Beer industry experiences intense competitive forces within the global market. High levels of competition from other countries like the US and China presents greatest threat for European brewing industries (Elzinga, 2005).

High differentiation has been experienced in the final products and advertising within the media and the competition exists between domestic and exotic products presenting many types of competitors. Great threat is also looming from the possibility of mergers and acquisitions within the world industry. This makes large companies dominant within the industry as a result of gaining cost benefits and brand image from the market share (Finnegan, 1997).

SWOT analysis on Heineken

Strength

The strength of Heineken lies in its very many brands that are spread in over ten markets within the world market. Their products are also much differentiated and at the same time the Company enjoys the fact that it is the sole global pioneer of international market strategies within the beer industry. Its brand is easily recognized through their unique bottle design which is green in colour and other different dispensing equipments (Heineken, 2010).

Weakness

The Company has a very conservative culture, which has made them not to pioneer so much into other lines of production. Also their beer is strictly consumed by old and mature other than young beer drinkers. The company’s prices are very unstable compared to other domestic beers.

Threats

There is rise in the legislation of driving laws which tends to decrease the number of consumers. Also the beer industry is experiencing rise in competition within the global market. The constant mergers and acquisitions of other breweries by other companies threaten to reduce Heineken’s market share due to other companies becoming larger (Osborne and Gaebler, 1993).

Opportunities

Heineken produces beer with low calorie content, hence attracting attention of most consumers who are concerned with their health. Greater market opportunities are further arising from Asia, which is currently experiencing dramatic population increase. Market is also ripe in the US industry amongst the Hispanic consumers.

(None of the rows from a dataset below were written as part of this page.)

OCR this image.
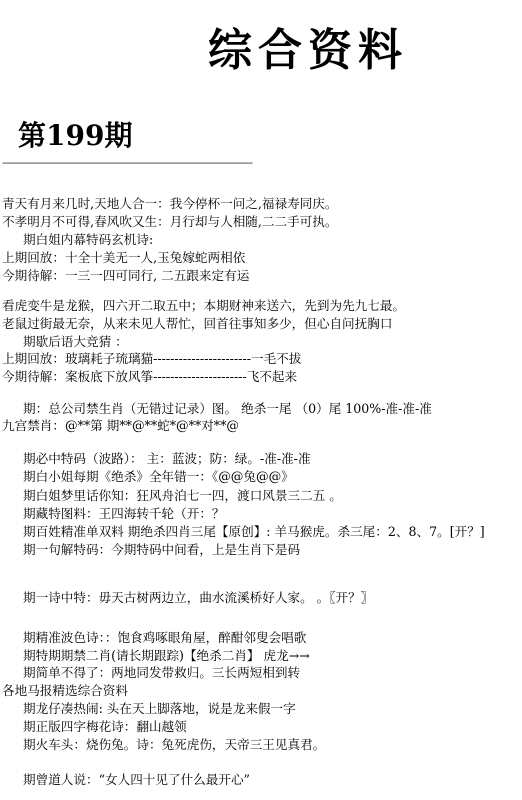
综合资料
第199期
--------------------------------------------------------------------------------------------
青天有月来几时,天地人合一：我今停杯一问之,福禄寿同庆。
不孝明月不可得,春风吹又生：月行却与人相随,二二手可执。
期白姐内幕特码玄机诗:
上期回放：十全十美无一人,玉兔嫁蛇两相依
今期待解：一三一四可同行, 二五跟来定有运
看虎变牛是龙猴，四六开二取五中；本期财神来送六，先到为先九七最。
老鼠过街最无奈，从来未见人帮忙，回首往事知多少，但心自问抚胸口
期歇后语大竞猜 ：
上期回放：玻璃耗子琉璃猫-----------------------一毛不拔
今期待解：案板底下放风筝----------------------飞不起来
期：总公司禁生肖（无错过记录）图。 绝杀一尾 （0）尾 100%-准-准-准
九宫禁肖：@**第 期**@**蛇*@**对**@
期必中特码（波路）： 主：蓝波；防：绿。-准-准-准
期白小姐每期《绝杀》全年错一：《@@兔@@》
期白姐梦里话你知：狂风舟泊七一四，渡口风景三二五 。
期藏特图料：王四海转千轮（开：？
期百姓精准单双料 期绝杀四肖三尾【原创】: 羊马猴虎。杀三尾：2、8、7。[开？]
期一句解特码：今期特码中间看，上是生肖下是码
期一诗中特：毋天古树两边立，曲水流溪桥好人家。 。〖开？〗
期精准波色诗：：饱食鸡啄眼角屋，醉酣邻叟会唱歌
期特期期禁二肖(请长期跟踪)【绝杀二肖】 虎龙→→
期简单不得了：两地同发带救归。三长两短相到转
各地马报精选综合资料
期龙仔凑热闹: 头在天上脚落地，说是龙来假一字
期正版四字梅花诗：翻山越领
期火车头：烧伤兔。诗：兔死虎伤，天帝三王见真君。
期曾道人说：“女人四十见了什么最开心”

Explain, how these trends will influence Heineken?

The general beer industry is very attractive for Heineken to compete in. This is because they face low pressure from suppliers, also low threat of new entrants and moderate pressure from buyers. The industry is highly competitive with many substitutes available, so it is essential that Heineken develops a strategy that will help them do well against pressures from the global forces and hence attract and retain consumers.

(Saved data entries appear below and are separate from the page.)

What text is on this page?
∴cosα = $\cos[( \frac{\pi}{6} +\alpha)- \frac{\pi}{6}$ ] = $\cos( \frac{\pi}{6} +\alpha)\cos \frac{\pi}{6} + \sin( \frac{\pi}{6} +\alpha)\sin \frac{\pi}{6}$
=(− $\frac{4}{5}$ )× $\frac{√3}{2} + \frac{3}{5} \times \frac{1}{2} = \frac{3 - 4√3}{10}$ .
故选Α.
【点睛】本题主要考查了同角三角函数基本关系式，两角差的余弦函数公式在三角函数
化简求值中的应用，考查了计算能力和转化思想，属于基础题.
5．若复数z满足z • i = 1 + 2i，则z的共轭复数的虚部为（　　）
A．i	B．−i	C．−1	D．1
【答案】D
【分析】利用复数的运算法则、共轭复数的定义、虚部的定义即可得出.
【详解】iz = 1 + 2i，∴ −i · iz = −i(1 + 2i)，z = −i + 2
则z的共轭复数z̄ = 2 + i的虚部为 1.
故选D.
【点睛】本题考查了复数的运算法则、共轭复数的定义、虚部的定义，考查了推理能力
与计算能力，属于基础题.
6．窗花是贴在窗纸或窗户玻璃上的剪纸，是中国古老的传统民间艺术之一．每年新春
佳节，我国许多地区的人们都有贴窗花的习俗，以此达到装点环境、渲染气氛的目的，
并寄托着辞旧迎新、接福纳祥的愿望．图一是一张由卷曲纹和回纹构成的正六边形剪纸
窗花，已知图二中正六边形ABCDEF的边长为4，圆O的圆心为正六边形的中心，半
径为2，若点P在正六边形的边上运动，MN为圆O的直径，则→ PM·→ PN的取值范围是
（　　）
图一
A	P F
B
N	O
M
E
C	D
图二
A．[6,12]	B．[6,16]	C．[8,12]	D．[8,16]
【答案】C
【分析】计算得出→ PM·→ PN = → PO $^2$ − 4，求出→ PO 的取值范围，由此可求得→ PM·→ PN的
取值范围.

The five forces will have great influence on the decision-making and designing of strategies for Heineken. The level of competition will determine the development of products and services that would grant them competitive advantage. The high purchasing power of buyers determines the level of sales and ultimately the profits. It is essential that the company focuses on consumer tastes and demands.

References List

Barsby, S. L., 1999. Beer Wholesalers: Their Role and Economic Performance. National Beer Wholesalers Association : Alexandria, Virginia.

Elzinga, K., 2005. Beer: The Structure of American Industry. (Ed). Upper Saddle River, New Jersey: Pearson Hall.

Finnegan, T., 1997. Modern Brewery Age Blue Book. Modern Brewery Age Publishing: Stamford Connecticut.

Heineken, 2010. The Company History Products Brands. Web.

Kotler, P., 1994. Marketing Management: Analysis, Planning, Implementation and Control. Englewood Cliffs, NI: Prentice- Hall.

Osborne, D. & Gaebler, T., 1993. Reinventing Government: How the Entrepreneurial Spirit is transforming the Public Sector. Harmondsworth: Plume.

Reid, V.K., 1997. Year in Review: 1996. Modern Brewery Age, 48 (11), 20-44.

Sadler, J., 2005. Gender Marketing Strategies in Food and Drinks. Business Insights Ltd. Washington.

Warner, J., 2006. Gallup Organization, consumption Habits Poll, News release: Gallup Poll News Service. Web.

Weinberg, R., 1999. Watching the Market. Modern Brewery Age, 48 (11), pp 4-30.